There are many nursing theorist that have influenced the development of nursing research. Nursing Theorist have provided the interrelated frameworks of ideas which focus on nursing practice. Through clinical application and information, nursing science adds relevance to the care of patients in health and disease. Nursing theories provide guidance to researchers and educate nurses (Keefe, 2011) to look at different approaches in caring for their patients. This paper will show how one theorist most influenced the development of nursing research. The 1990’s was the decade for research and expanded nursing theory. This period elevated the use of evidence-based and best practices in nursing (George, 2011). Transcultural Nursing was introduced in 1992 by Madeline Leininger. Leininger’s theory says that the goal of nursing care is to” provide care congruent with cultural values, beliefs, and practices’ (Alligood & Tomey, 2010).
The cultural and sociocultural factors of each person affects how they take on factors, meanings, and expressions of health and caring systems. This theory has wide applicability in different settings. The interest is focused on nurses becoming culturally competent so they can provide appropriate nursing care to a growing culturally/ethnically diverse patient population. Nursing paradigms show a clear relationship among the existing theoretical works in nursing. Leininger is the proponent of Transcultural Nursing and Human Care Theory.

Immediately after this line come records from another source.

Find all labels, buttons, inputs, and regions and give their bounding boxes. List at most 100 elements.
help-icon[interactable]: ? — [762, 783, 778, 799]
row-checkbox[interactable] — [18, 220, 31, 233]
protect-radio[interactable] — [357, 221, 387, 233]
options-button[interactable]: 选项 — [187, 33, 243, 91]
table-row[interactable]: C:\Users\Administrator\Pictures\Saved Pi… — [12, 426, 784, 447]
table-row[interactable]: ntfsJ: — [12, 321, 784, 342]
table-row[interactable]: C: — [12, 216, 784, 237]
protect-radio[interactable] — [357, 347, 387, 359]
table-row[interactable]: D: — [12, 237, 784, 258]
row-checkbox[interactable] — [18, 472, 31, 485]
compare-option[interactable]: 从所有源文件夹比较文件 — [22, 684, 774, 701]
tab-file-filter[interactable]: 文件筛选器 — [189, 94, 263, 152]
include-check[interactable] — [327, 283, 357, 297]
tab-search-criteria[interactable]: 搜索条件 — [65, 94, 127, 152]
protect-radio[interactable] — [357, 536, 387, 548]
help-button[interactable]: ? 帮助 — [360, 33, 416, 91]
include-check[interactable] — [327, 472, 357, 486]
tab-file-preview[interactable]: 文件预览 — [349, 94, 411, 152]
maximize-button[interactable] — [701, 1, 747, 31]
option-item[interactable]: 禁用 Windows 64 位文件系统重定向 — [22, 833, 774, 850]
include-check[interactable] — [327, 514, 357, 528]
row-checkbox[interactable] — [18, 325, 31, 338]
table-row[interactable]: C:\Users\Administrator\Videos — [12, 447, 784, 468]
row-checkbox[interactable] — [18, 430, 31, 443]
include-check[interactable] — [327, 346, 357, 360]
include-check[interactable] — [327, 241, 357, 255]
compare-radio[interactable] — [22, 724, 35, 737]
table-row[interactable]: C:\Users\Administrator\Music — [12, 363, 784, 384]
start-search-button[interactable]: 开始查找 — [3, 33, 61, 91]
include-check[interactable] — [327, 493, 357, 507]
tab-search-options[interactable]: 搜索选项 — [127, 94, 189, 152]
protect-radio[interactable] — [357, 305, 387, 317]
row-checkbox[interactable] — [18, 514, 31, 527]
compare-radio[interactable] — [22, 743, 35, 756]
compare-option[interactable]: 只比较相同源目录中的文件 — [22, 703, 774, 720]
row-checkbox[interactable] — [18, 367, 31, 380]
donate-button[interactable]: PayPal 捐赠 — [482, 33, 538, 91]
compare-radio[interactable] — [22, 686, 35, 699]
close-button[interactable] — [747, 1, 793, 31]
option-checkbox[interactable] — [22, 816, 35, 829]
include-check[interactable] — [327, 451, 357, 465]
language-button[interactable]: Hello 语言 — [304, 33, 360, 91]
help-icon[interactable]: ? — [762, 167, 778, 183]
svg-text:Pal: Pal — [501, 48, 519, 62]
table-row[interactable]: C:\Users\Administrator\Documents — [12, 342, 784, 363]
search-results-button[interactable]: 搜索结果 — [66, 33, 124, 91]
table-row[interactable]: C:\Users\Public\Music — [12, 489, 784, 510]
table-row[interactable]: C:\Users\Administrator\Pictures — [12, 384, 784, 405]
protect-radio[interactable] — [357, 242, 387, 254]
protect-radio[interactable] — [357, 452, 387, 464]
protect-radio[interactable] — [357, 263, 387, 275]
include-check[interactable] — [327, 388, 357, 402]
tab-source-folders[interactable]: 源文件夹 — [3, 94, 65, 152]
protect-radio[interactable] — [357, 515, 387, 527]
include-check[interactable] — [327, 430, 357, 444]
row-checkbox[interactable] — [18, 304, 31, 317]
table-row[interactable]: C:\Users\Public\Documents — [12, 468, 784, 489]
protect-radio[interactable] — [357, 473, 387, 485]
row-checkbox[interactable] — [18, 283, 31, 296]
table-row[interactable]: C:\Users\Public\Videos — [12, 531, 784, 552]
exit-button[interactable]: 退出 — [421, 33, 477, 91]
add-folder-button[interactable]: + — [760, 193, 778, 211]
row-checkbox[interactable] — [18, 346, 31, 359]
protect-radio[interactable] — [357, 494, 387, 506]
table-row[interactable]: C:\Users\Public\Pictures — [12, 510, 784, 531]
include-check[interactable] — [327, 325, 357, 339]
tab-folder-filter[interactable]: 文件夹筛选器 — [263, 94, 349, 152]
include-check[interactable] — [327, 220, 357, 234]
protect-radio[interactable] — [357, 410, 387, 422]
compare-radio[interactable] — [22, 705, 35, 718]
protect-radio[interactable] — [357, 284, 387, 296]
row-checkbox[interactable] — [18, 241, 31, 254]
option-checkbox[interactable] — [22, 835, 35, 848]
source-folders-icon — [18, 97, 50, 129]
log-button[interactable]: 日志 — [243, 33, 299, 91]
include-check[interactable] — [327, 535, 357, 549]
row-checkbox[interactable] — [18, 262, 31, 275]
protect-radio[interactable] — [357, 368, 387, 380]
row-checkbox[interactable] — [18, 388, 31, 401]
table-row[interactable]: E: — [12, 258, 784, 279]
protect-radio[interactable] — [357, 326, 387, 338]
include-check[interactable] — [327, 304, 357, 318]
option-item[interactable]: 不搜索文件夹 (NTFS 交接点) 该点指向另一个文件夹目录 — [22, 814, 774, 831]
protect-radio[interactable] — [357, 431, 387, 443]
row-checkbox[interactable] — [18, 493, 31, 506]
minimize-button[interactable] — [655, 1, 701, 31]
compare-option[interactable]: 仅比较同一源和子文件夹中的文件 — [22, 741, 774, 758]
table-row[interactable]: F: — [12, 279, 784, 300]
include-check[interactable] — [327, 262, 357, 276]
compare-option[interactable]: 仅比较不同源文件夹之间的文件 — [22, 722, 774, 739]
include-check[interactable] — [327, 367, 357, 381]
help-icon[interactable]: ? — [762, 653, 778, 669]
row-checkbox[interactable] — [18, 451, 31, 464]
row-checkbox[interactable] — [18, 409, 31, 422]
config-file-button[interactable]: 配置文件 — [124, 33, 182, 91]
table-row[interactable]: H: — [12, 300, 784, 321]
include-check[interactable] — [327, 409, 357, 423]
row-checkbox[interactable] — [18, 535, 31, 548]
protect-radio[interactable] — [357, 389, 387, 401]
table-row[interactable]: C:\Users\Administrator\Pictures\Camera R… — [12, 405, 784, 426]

According to Cohen (1991), Leininger’s definition of caring states “caring is the central and unifying domain for the body of knowledge and practices in nursing”. The key to Leininger’s belief is that human caring is universal, but the expressions, processes, and patterns vary among cultures. According to the Nursing Theories website, nursing theories focus on relationships among four major concepts called “metaparadigms” (2014). The four concepts are; person, environment, health, and nursing.
Leninger’s Metaparadigm in Nursing focuses on the person as the recipient of care who has spiritual, psychological, and sociocultural components. The environment is the existing force impacting the patient who responds according to cultural norms and beliefs. Health is seen as being universal across cultures but distinct within each culture in a way that represents the beliefs, values, and practices of a particular culture. Leininger gave three types of nursing actions that are culturally-based (George, 2011). These are cultural care preservation/ maintenance, accommodation/negotiation, and re patterning/restructuring. There are many nursing theorist that have influenced the development of nursing research. Nursing Theorist have provided the interrelated frameworks of ideas which focus on nursing practice. In the early 1990s, Transcultural Nursing was introduced by Madeline Leininger. Through her theory of providing care in congruence with a patients cultural values, beliefs, and practices, nursing research has been elevated to high standards.
Alligood, M. R. & Tomey, A. M. (Eds.). (2010). Nursing theorists and their work (7th ed.). Maryland Heights, MO: Mosby Elsevier. Cohen, J.A. (1991). Two portraits of caring: a comparison of the artists, Leininger and Watson. Journal of Advanced Nursing, 26(6), 1211-1221. George, J.B. (2011). Nursing theories: The base for professional nursing practice (6th ed.). Upper Saddle River, New Jersey: Pearson Education. Nursing Theories (2014). Metaparadigm in Nursing: Definition of Nursing Metaparadigm. Retreived from nursing theories.info/metaparadigm-in-nursing.